The Clippers gathered at center court before a118-97 Game 4 loss in their first-round series against the Golden State Warriors and took off their Clippers warm-up shirts and left them there. They then warmed up wearing inside-out red shooting shirts that did not display the Clippers name or logo. During the game, players wore black arm or wrist bands and black socks.
In other news, water is still wet and Sarah Palin is still one of the dumbest people on the planet. This is the money quote she gave the NRA: ‘Waterboarding is how we baptize terrorists’.
Former Alaska Gov. Sarah Palin (R) defended the controversial enhanced interrogation technique of waterboarding this weekend, and implied that the practice would still be commonplace “if I were in charge.”
“They obviously have information on plots to carry out Jihad,” she said at the National Rifle Association (NRA) annual meeting on Saturday evening, referring to prisoners. “Oh, but you can’t offend them, can’t make them feel uncomfortable, not even a smidgen. Well, if I were in charge, they would know that waterboarding is how we baptize terrorists.”
The remark stands in stark contrast to the opinion of her former running mate, Sen. John McCain (R-Ariz.).
The former Republican presidential nominee, who spent more than five years in a prison camp during the Vietnam War, has repeatedly denounced the practice, which he says is torture.
In her speech, Palin praised the NRA, a group whose members “are needed now more than ever, because every day we are seeing more and more efforts to strip away our Second Amendment rights,” she said.
I am still waiting for some examples of how any government in the US is stripping away the second amendment rights. I do, however, have thousands of examples of how women are losing their right to self determination.

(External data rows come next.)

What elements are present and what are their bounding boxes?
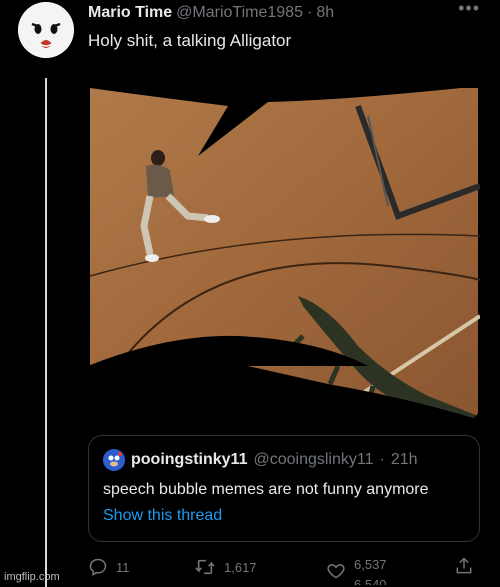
watermark: imgflip.com bbox=[4, 571, 60, 583]
tweet-media-image[interactable] bbox=[88, 66, 480, 420]
quoted-timestamp[interactable]: 21h bbox=[391, 451, 418, 469]
reply-icon bbox=[89, 558, 107, 576]
quoted-tweet-text: speech bubble memes are not funny anymor… bbox=[103, 481, 429, 498]
quoted-tweet[interactable]: pooingstinky11 @cooingslinky11 · 21h spe… bbox=[88, 435, 480, 542]
tweet-actions: 11 1,617 6,537 6,540 bbox=[88, 548, 488, 585]
like-count-previous: 6,537 bbox=[354, 557, 387, 572]
timestamp[interactable]: 8h bbox=[316, 4, 334, 22]
more-icon[interactable]: ••• bbox=[458, 0, 480, 19]
show-thread-link[interactable]: Show this thread bbox=[103, 507, 222, 525]
like-button[interactable]: 6,537 6,540 bbox=[326, 557, 414, 585]
display-name[interactable]: Mario Time bbox=[88, 4, 172, 22]
share-button[interactable] bbox=[454, 555, 474, 577]
reply-button[interactable]: 11 bbox=[88, 557, 130, 577]
share-icon bbox=[456, 557, 472, 574]
heart-icon bbox=[327, 563, 345, 579]
thread-line bbox=[45, 78, 47, 587]
separator-dot: · bbox=[379, 451, 385, 468]
quoted-display-name[interactable]: pooingstinky11 bbox=[131, 451, 247, 469]
retweet-button[interactable]: 1,617 bbox=[194, 557, 257, 577]
quoted-handle[interactable]: @cooingslinky11 bbox=[253, 451, 373, 469]
retweet-icon bbox=[195, 559, 215, 575]
reply-count: 11 bbox=[116, 559, 130, 575]
user-handle[interactable]: @MarioTime1985 bbox=[176, 4, 303, 22]
like-count-next: 6,540 bbox=[354, 577, 387, 585]
separator-dot: · bbox=[306, 4, 313, 21]
like-count-rolling: 6,537 6,540 bbox=[354, 557, 414, 585]
quoted-avatar[interactable] bbox=[103, 449, 125, 471]
retweet-count: 1,617 bbox=[224, 559, 257, 575]
tweet-header: Mario Time @MarioTime1985 · 8h ••• bbox=[88, 0, 480, 26]
avatar[interactable] bbox=[18, 2, 74, 58]
sonic-avatar-icon bbox=[103, 449, 125, 471]
tweet-text: Holy shit, a talking Alligator bbox=[88, 31, 292, 50]
boo-face-icon bbox=[18, 2, 74, 58]
quoted-tweet-header: pooingstinky11 @cooingslinky11 · 21h bbox=[103, 449, 418, 471]
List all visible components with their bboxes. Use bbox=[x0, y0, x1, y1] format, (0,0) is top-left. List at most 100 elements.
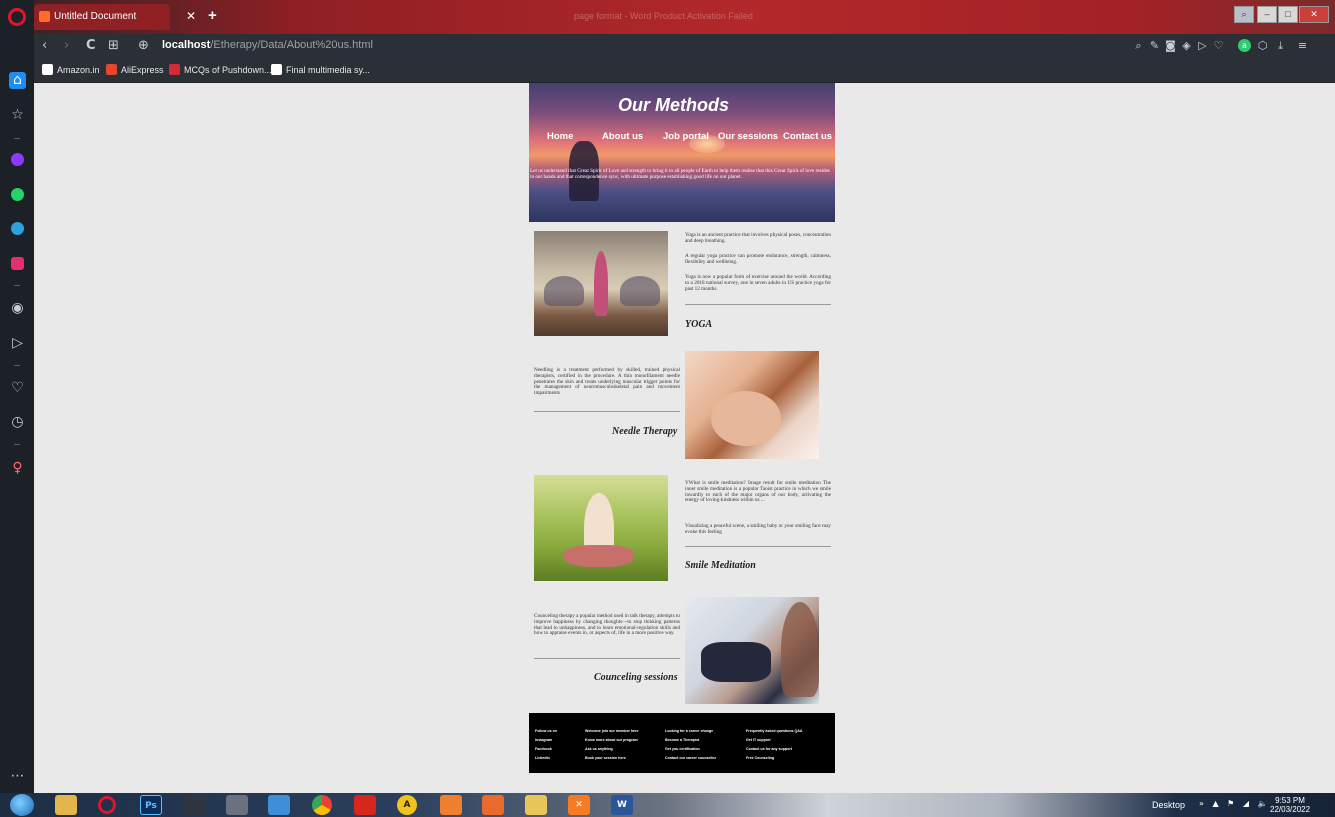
footer-link[interactable]: Book your session here bbox=[585, 754, 638, 763]
footer-link[interactable]: Get IT support bbox=[746, 736, 803, 745]
tool-icon[interactable] bbox=[226, 795, 248, 815]
needle-paragraph: Needling is a treatment performed by ski… bbox=[534, 367, 680, 397]
forward-button[interactable]: › bbox=[64, 38, 69, 53]
heart-icon[interactable]: ♡ bbox=[9, 380, 26, 397]
telegram-icon[interactable] bbox=[11, 222, 24, 235]
chrome-icon[interactable] bbox=[312, 795, 332, 815]
player-icon[interactable]: ◉ bbox=[9, 300, 26, 317]
footer-link-linkedin[interactable]: LinkedIn bbox=[535, 754, 557, 763]
footer-link[interactable]: Become a Therapist bbox=[665, 736, 716, 745]
opera-taskbar-icon[interactable] bbox=[98, 796, 116, 814]
footer-link[interactable]: Looking for a career change bbox=[665, 727, 716, 736]
footer-column-social: Follow us on Instagram Facebook LinkedIn bbox=[535, 727, 557, 763]
client-figure bbox=[701, 642, 771, 682]
speed-dial-icon[interactable]: ⊞ bbox=[108, 38, 119, 53]
main-nav: Home About us Job portal Our sessions Co… bbox=[529, 131, 835, 145]
footer-link[interactable]: Get you certification bbox=[665, 745, 716, 754]
search-icon[interactable]: ⌕ bbox=[1132, 39, 1145, 52]
tab-close-icon[interactable]: ✕ bbox=[186, 9, 196, 23]
instagram-icon[interactable] bbox=[11, 257, 24, 270]
nav-home[interactable]: Home bbox=[547, 131, 573, 142]
explorer-icon[interactable] bbox=[55, 795, 77, 815]
footer-link[interactable]: Frequently asked questions Q&A bbox=[746, 727, 803, 736]
bookmark-mcqs[interactable]: MCQs of Pushdown... bbox=[169, 64, 272, 77]
footer-link[interactable]: Know more about our program bbox=[585, 736, 638, 745]
aliexpress-icon bbox=[106, 64, 117, 75]
authy-icon[interactable]: A bbox=[397, 795, 417, 815]
flow-icon[interactable]: ▷ bbox=[9, 335, 26, 352]
therapist-figure bbox=[781, 602, 819, 697]
star-icon[interactable]: ☆ bbox=[9, 107, 26, 124]
tab-untitled-document[interactable]: Untitled Document bbox=[34, 4, 170, 30]
photoshop-icon[interactable]: Ps bbox=[140, 795, 162, 815]
footer-link-instagram[interactable]: Instagram bbox=[535, 736, 557, 745]
url-field[interactable]: localhost/Etherapy/Data/About%20us.html bbox=[162, 39, 373, 51]
edit-icon[interactable]: ✎ bbox=[1148, 39, 1161, 52]
download-icon[interactable]: ⤓ bbox=[1274, 39, 1287, 52]
footer-link[interactable]: Contact our career counsellor bbox=[665, 754, 716, 763]
folder-icon[interactable] bbox=[525, 795, 547, 815]
orange-app-icon[interactable] bbox=[440, 795, 462, 815]
counseling-divider bbox=[534, 658, 680, 659]
system-tray-icons[interactable]: » ▲ ⚑ ◢ 🔈 bbox=[1199, 799, 1271, 808]
maximize-button[interactable]: □ bbox=[1278, 6, 1298, 23]
heart-outline-icon[interactable]: ♡ bbox=[1212, 39, 1225, 52]
page-content: Our Methods Home About us Job portal Our… bbox=[34, 83, 1335, 793]
yoga-divider bbox=[685, 304, 831, 305]
footer-link[interactable]: Welcome join our member here bbox=[585, 727, 638, 736]
messenger-icon[interactable] bbox=[11, 153, 24, 166]
smile-divider bbox=[685, 546, 831, 547]
counseling-title: Counceling sessions bbox=[594, 672, 678, 683]
site-info-icon[interactable]: ⊕ bbox=[138, 38, 149, 53]
minimize-button[interactable]: – bbox=[1257, 6, 1277, 23]
camera-icon[interactable]: ◙ bbox=[1164, 39, 1177, 52]
home-icon[interactable]: ⌂ bbox=[9, 72, 26, 89]
word-icon[interactable]: W bbox=[611, 795, 633, 815]
footer-column-career: Looking for a career change Become a The… bbox=[665, 727, 716, 763]
smile-title: Smile Meditation bbox=[685, 560, 756, 571]
bookmark-aliexpress[interactable]: AliExpress bbox=[106, 64, 164, 77]
clock-date: 22/03/2022 bbox=[1270, 805, 1311, 814]
whatsapp-icon[interactable] bbox=[11, 188, 24, 201]
acrobat-icon[interactable] bbox=[354, 795, 376, 815]
url-host: localhost bbox=[162, 39, 211, 51]
sidebar-divider bbox=[14, 444, 20, 445]
new-tab-button[interactable]: + bbox=[208, 7, 217, 24]
history-icon[interactable]: ◷ bbox=[9, 414, 26, 431]
nav-our-sessions[interactable]: Our sessions bbox=[718, 131, 778, 142]
nav-about-us[interactable]: About us bbox=[602, 131, 643, 142]
start-button[interactable] bbox=[10, 794, 34, 816]
vpn-icon[interactable]: a bbox=[1238, 39, 1251, 52]
pin-icon[interactable]: ♀ bbox=[9, 460, 26, 477]
close-window-button[interactable]: ✕ bbox=[1299, 6, 1329, 23]
site-footer: Follow us on Instagram Facebook LinkedIn… bbox=[529, 713, 835, 773]
notes-icon[interactable] bbox=[268, 795, 290, 815]
more-icon[interactable]: ⋯ bbox=[9, 768, 26, 785]
bookmark-final-multimedia[interactable]: Final multimedia sy... bbox=[271, 64, 370, 77]
system-clock[interactable]: 9:53 PM 22/03/2022 bbox=[1270, 796, 1310, 814]
app-store-icon[interactable] bbox=[482, 795, 504, 815]
nav-job-portal[interactable]: Job portal bbox=[663, 131, 709, 142]
opera-logo-icon[interactable] bbox=[8, 8, 26, 26]
cube-icon[interactable]: ⬡ bbox=[1256, 39, 1269, 52]
play-icon[interactable]: ▷ bbox=[1196, 39, 1209, 52]
nav-contact-us[interactable]: Contact us bbox=[783, 131, 832, 142]
reload-button[interactable]: C bbox=[86, 38, 96, 53]
footer-link-facebook[interactable]: Facebook bbox=[535, 745, 557, 754]
footer-link[interactable]: Ask us anything bbox=[585, 745, 638, 754]
hero-banner: Our Methods Home About us Job portal Our… bbox=[529, 83, 835, 222]
desktop-toolbar-label[interactable]: Desktop bbox=[1152, 800, 1185, 810]
shield-icon[interactable]: ◈ bbox=[1180, 39, 1193, 52]
opera-sidebar: ⌂ ☆ ◉ ▷ ♡ ◷ ♀ ⋯ bbox=[0, 0, 34, 793]
xampp-icon[interactable]: ✕ bbox=[568, 795, 590, 815]
crossed-legs-figure bbox=[564, 545, 634, 567]
bookmark-amazon[interactable]: Amazon.in bbox=[42, 64, 100, 77]
footer-link[interactable]: Contact us for any support bbox=[746, 745, 803, 754]
network-icon[interactable] bbox=[184, 795, 206, 815]
back-button[interactable]: ‹ bbox=[42, 38, 47, 53]
menu-icon[interactable]: ≡ bbox=[1296, 39, 1309, 52]
needle-divider bbox=[534, 411, 680, 412]
search-tabs-icon[interactable]: ⌕ bbox=[1234, 6, 1254, 23]
sidebar-divider bbox=[14, 365, 20, 366]
footer-link[interactable]: Free Counseling bbox=[746, 754, 803, 763]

My last offering this morning is yet another in depth article on the demise of the middle class in the USA. Middle class Americans are an endangered species.
Wages for millions of American workers, particularly those without college degrees, have flat-lined. Census figures show the median household income in 2012 was no higher than it was 25 years ago. Men’s median wages were lower than in the early 1970s.
Meanwhile, many of the expenses associated with a middle-class life have increased beyond inflation. This includes college tuition, whose skyrocketing cost has laid siege to a bedrock principle of the American Dream: that your children will do better than you did.
A recent poll conducted by the Washington Post and the Miller Center at the University of Virginia found that 40 percent of those calling themselves middle class felt less financially secure than they were just a few years ago. Forty-five percent said they worry “a lot” about having enough money stashed away for retirement, and 57 percent said they worry about meeting their bills. Less than half said they expect their kids to do any better.
Fewer Americans find themselves in the heart of the middle class with every passing year.
In the mid-1970s, the majority of Americans were in the middle, with 52 percent earning the equivalent (in today’s dollars) of $35,000 to $100,000. Today, according to census figures, the share of households earning under $35,000 is virtually unchanged, 35 percent. The shift has occurred in the other two categories. Households with incomes over $100,000 have doubled, to 22 percent, while less than 44 percent are in the middle cluster.
So, what’s on your reading and blogging list today?